In Iraq, the FTF programme enhances the capacity of prison administrations to deliver inter-disciplinary disengagement interventions for FTF prisoners. The programme aims to ensure the safe, secure, and humane detention of FTF detainees and prisoners, as well as enhancing the capacity of local authorities to effectively manage and mitigate threats posed by terrorist and FTF prisoners and preventing radicalization to violence in prisons. Dynamic security plays a key role.
From 6-8 December training participants gathered in Erbil. Participants included staff working in adult prisons and detention facilities, as well as representatives of the Public Relations Directorate at the Ministry of Justice; Counterterrorism Section of the Ministry of Foreign Affairs; and the National Security Advisory. Training was delivered byFTF programme staff, complemented by international experts from Sweden, Germany and Bulgaria. The training was interactive, with experts engaging participants in discussions in an open forum which encouraged feedback, questions and recommendations. The participants actively and enthusiastically involved themselves in all sessions.

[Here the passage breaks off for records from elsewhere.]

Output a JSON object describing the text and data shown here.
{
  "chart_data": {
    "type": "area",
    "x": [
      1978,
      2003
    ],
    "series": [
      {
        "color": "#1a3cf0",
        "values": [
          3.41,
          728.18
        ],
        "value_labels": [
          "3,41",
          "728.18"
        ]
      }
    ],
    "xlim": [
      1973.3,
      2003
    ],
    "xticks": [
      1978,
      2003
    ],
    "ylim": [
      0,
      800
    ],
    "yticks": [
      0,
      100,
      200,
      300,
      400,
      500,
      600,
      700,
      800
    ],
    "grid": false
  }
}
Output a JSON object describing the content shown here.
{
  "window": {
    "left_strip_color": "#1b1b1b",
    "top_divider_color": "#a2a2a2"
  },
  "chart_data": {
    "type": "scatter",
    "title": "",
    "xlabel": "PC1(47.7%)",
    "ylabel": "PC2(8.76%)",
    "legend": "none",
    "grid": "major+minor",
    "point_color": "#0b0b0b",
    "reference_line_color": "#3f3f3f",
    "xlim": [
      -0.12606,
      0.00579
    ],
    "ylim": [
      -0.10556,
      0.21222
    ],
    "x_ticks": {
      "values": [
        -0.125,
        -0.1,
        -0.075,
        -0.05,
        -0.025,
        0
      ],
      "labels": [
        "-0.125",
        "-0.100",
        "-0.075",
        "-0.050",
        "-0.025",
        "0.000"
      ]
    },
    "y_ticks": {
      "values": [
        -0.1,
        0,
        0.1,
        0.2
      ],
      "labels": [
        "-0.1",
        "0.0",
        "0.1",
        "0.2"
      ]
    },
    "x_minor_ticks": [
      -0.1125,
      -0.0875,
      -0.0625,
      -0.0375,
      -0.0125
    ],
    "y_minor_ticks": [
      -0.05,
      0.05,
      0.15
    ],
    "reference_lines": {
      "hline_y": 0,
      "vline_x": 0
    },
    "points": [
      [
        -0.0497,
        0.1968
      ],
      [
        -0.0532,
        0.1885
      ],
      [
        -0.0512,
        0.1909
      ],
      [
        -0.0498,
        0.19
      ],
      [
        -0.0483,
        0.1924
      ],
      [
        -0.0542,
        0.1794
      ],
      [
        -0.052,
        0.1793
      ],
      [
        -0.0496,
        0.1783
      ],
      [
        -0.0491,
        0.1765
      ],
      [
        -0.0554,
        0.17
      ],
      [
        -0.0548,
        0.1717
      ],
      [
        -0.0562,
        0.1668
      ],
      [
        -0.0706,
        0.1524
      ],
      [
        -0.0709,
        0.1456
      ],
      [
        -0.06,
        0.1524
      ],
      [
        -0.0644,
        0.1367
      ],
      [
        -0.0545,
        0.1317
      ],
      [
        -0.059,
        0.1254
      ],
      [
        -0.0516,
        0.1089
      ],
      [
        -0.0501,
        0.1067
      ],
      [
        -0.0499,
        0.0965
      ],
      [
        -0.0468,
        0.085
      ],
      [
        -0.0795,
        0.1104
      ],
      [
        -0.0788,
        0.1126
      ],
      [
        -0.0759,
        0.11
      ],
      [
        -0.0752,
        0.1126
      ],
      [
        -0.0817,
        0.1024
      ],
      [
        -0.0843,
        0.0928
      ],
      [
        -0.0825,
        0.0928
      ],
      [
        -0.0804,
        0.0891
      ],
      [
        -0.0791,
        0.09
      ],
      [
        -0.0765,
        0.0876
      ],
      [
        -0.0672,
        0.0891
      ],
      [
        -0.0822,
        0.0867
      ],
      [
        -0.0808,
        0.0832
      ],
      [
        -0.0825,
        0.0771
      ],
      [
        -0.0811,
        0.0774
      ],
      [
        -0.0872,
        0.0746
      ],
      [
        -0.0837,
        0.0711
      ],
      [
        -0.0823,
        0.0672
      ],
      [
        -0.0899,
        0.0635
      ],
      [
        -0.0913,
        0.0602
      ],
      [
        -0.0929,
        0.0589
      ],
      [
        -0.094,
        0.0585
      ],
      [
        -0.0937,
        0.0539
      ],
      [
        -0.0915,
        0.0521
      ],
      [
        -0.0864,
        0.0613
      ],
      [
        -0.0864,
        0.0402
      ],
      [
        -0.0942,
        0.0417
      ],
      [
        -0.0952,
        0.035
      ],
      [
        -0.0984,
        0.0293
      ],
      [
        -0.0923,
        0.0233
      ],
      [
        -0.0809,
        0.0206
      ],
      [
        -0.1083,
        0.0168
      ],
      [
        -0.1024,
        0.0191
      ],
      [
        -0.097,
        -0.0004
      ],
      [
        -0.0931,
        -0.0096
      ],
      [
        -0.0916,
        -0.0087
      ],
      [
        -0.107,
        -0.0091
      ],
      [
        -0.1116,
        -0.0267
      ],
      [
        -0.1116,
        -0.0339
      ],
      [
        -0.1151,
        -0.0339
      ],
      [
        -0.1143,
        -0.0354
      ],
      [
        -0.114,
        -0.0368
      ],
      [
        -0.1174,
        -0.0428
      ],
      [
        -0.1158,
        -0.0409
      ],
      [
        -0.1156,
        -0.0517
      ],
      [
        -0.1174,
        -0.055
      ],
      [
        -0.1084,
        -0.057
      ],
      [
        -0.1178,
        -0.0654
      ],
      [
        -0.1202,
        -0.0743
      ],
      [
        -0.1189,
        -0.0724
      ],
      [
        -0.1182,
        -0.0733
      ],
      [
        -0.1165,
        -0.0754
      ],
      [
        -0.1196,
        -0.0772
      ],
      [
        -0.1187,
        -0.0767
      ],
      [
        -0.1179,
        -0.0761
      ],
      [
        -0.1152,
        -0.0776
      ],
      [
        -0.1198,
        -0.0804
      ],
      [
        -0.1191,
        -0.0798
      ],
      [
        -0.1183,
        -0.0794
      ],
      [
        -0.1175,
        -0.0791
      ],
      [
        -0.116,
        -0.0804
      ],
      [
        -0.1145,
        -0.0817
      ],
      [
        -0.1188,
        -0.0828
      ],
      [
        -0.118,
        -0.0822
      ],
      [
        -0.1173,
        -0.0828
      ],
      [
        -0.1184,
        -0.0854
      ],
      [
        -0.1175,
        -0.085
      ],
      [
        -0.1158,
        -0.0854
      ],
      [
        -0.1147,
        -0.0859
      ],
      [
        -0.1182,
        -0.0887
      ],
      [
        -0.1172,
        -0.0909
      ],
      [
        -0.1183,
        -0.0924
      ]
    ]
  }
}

Post-training feedback was very positive, with participants praising the methodology, structure, subject matter and experience of the presenters. Delegates from the Ministry of Justice requested future ‘train the trainer’ sessions for prison staff to further embed the approach. “On behalf of the Ministry of Justice in Iraq, I would like to thank UNODC office for this important training on strengthening the capacity of the prison service to apply dynamic security,” commented Mr. Majeed Abdulradhah, Deputy Director General for Planning Affair Adult Reformatory Directorate, Ministry of Justice.
UNODC’s work in Iraq contributes to Sustainable Development Goal 16 – to ‘Promote peaceful and inclusive societies for sustainable development, provide access to justice for all and build effective, accountable and inclusive institutions at all levels.’ Through our close work with local authorities, we aim to strengthen Iraq’s institutional capacity to address the security needs posed by terrorist and FTF prisoners, through enhanced dynamic security skills, new equipment, and security upgrades.
Speaking at the training one of the trainers, Mr Daniel Tiensuu Rytz, Head of Operational Intelligence at the Swedish Prison and Probation Service, commented, “It is a privilege to learn together with international colleagues. In a complex world, dynamic security and the ability to adapt are more important than ever. When you see how much you can influence and help with small funds when we collaborate across national borders, you quickly realize that we have to do more together.”